Long story short: InstanceNorm needs bias term, and i think the PR is a reasonable solution. (But obviously test it.) In case of accepted PR, a new Pypi release would be nice too.

fepegar commented 4 years ago

I just saw this! Let me take a closer look and resolve the conflicts.

dvolgyes commented 4 years ago

Hi,

I think the fix is trivial, but only you can resolve the conflicts, it requires write access.

fepegar commented 4 years ago

Sorry, I forgot this. Have you tried loading the pretrained model weights with this? As in https://github.com/fepegar/highresnet/blob/4e31ec7021487e651d21d5a7e6f6be75a98a7561/hubconf.py#L30-L31

I'd like the defaults to be compatible with that pretrained model. Wouldn't this commit break compatibility? (I need to write some unit tests for this).

dvolgyes commented 4 years ago

Hi,

I haven't tested, and i have quite limited time at the moment, but my view is:

I did not play with incompatible pytorch models, but it might be that restoring a state from a file only overwrites the parameters, but if there is missing something on the disk, it just leaves the in-memory model intact. Since bias is usually initialized with 0, it might be that simply restoring a model works, but i would make extensive testing.

Long story short:

I do not use pretrained models, and i am happy with my own fix in my own fork, so it is more like an upstreaming a bugfix (or at least upstreaming an implementation concern).
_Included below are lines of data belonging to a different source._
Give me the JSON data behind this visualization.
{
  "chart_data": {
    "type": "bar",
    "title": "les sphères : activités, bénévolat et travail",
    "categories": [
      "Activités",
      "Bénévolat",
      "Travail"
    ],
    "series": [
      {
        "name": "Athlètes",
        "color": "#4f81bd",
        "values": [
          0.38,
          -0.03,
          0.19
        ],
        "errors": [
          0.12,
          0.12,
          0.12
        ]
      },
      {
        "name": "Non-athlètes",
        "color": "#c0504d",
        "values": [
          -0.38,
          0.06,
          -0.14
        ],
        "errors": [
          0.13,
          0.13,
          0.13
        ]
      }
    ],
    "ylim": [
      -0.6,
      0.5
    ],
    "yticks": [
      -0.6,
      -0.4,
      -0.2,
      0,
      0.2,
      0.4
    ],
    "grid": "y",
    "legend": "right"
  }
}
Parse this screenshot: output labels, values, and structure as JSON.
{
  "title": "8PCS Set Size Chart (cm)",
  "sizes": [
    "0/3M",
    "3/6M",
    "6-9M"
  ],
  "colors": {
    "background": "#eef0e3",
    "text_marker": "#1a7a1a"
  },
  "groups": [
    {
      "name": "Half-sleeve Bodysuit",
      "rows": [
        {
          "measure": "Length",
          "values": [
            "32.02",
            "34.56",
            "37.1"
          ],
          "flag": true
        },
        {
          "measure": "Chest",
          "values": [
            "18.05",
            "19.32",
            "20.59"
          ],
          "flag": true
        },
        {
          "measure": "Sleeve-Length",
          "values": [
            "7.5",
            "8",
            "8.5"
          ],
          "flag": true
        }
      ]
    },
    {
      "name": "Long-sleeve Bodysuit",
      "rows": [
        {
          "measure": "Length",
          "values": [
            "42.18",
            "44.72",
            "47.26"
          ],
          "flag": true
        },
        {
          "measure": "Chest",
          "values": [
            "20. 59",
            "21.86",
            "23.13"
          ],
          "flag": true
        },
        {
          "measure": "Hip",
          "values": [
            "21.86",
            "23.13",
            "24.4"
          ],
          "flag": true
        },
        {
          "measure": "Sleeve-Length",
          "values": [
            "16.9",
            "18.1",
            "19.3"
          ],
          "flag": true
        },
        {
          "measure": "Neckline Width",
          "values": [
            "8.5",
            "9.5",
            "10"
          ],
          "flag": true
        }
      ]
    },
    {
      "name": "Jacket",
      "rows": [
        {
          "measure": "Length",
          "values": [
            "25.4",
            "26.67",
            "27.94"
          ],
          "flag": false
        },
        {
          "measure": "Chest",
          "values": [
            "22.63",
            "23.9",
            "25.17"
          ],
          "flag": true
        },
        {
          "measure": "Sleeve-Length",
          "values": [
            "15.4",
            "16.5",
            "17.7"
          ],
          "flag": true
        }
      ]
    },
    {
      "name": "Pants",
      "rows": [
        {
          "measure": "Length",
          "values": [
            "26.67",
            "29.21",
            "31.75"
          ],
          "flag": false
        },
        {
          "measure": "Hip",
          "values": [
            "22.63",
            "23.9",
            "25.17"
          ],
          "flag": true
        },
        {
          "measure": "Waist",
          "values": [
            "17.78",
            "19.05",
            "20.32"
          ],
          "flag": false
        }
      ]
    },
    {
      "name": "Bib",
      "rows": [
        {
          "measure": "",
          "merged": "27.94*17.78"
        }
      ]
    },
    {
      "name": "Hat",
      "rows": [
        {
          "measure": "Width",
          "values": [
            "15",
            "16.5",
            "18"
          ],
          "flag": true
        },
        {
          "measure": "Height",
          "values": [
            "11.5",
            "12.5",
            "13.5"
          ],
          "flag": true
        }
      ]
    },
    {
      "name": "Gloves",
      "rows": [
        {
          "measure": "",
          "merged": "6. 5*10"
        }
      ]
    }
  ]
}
fepegar commented 4 years ago

I see. Thanks a lot for the detailed explanation. I'll add a kwarg in a sec.

fepegar commented 4 years ago

Done. Thanks for pointing this out, for the explanation, for the contribution, and for your patience!

Note: although the defaults are theoretically not great, I'll keep the default affine=True so that it is compatible with the parcellation model.